Chandler Carruth chandlerc at google.com
Sun Apr 7 15:23:04 PDT 2013


I think this entire conversation is going a bit off the rails. Let's try to
stay focused on the specific request, and why there (may) be problems with
it.

On Sun, Apr 7, 2013 at 11:50 AM, Cameron McInally
<cameron.mcinally at nyu.edu>wrote:

> To be clear, you're asking to turn off a set of optimizations. That
>> is, you're asking to make code in general run slower, so that you can
>> get a particular behavior on some CPUs in unusual cases.
>>
>
> I respectfully disagree. I am asking for an *option* to turn off a set of
> optimizations; not turn off optimizations in general. I would like to make
> it easy for a compiler implementor to choose the desired behaviour. I
> whole-heartedly believe that both behaviours (undefined and trap) have
> merit.
>

I think you're both misconstruing what this would involve.

You're actually asking for the formal model of the LLVM IR to be
*parameterized*. In one mode, an instruction would produce undefined
behavior on division, and in another mode it would produce a trap. Then you
are asking for the optimizer stack to support either semantic model, and
produce efficient code regardless.

This is completely intractable for LLVM to support. It would make both the
optimizers and the developers of LLVM crazy to have deep parameterization
of the fundamental semantic model for integer division.

The correct way to support *exactly* reproducing the architectural
peculiarities of the x86-64 integer divide instruction is to add a
target-specific intrinsic which does this. It will have defined behavior
(of trapping in some cases) as you want, and you can emit this in your FE
easily. However, even this has the risk of incurring a high maintenance
burden. If you want much in the way of optimizations of this intrinsic,
you'll have to go through the optimizer and teach each pass about your
intrinsic. Some of these will be easy, but some will be hard and there will
be a *lot* of them. =/


Cameron, you (and others interested) will certainly need to provide all of
the patches and work to support this if you think this is an important use
case, as the existing developers have found other trade-offs and solutions.
And even then, if it requires really substantial changes to the optimizer,
I'm not sure it's worth pursuing this in LLVM. My primary concerns are
two-fold. First, I think that the amount of work required to recover the
optimizations which could theoretically apply to both of these operations
will be massive.

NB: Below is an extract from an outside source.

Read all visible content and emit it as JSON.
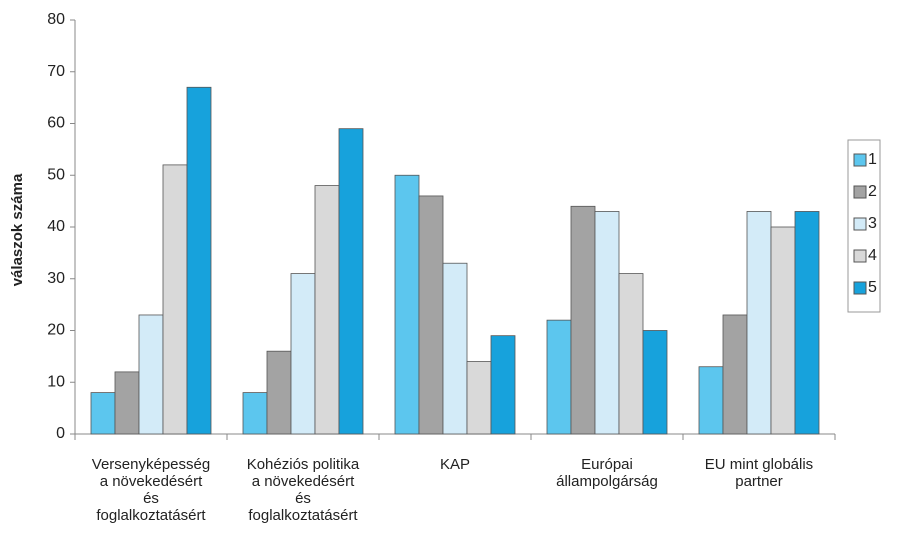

Second, I fear that after having done this work, you will
immediately find the need to remove some other undefined behavior from the
IR which happens to have defined behavior on x86-64.


Fundamentally, the idea of undefined behavior is at the core of the design
of LLVM's optimizers. It is leveraged everywhere, and without it many
algorithms that are fast would become slow, transformations that are cheap
would become expensive, passes that operate locally would be forced to
operate across ever growing scopes in order to be certain the optimizations
applied in this specific case. Trying to remove undefined behavior from
LLVM seems unlikely to be a productive pursuit.

More productive (IMO) is to emit explicit guards against the undefined
behavior in your language, much as -fsanitize does for undefined behavior
in C++. Then work to build a mode where a specific target can take
advantage of target specific trapping behaviors to emit these guards more
efficiently. This will allow LLVM's optimizers to continue to function in
the world they were designed for, and with a set of rules that we know how
to build efficient optimizers around, and your source programs can operate
in a world with checked behavior rather than undefined behavior. As a
useful side-effect, you can defer the target-specific optimizations until
you have benchmarks (internally is fine!) and can demonstrate the
performance problems (if any).

Cameron, you may disagree, but honestly if you were to convince folks here
I think it would have happened already. I'm not likely to continue the
theoretical debate about whether LLVM's stance on UB (as I've described
above) is a "good" or "bad" stance. Not that I wouldn't enjoy the debate
(especially at a bar some time), but because I fear it isn't a productive
way to spend the time of folks on this list. So let's try to stick to the
technical discussion of strategies, costs, and tradeoffs.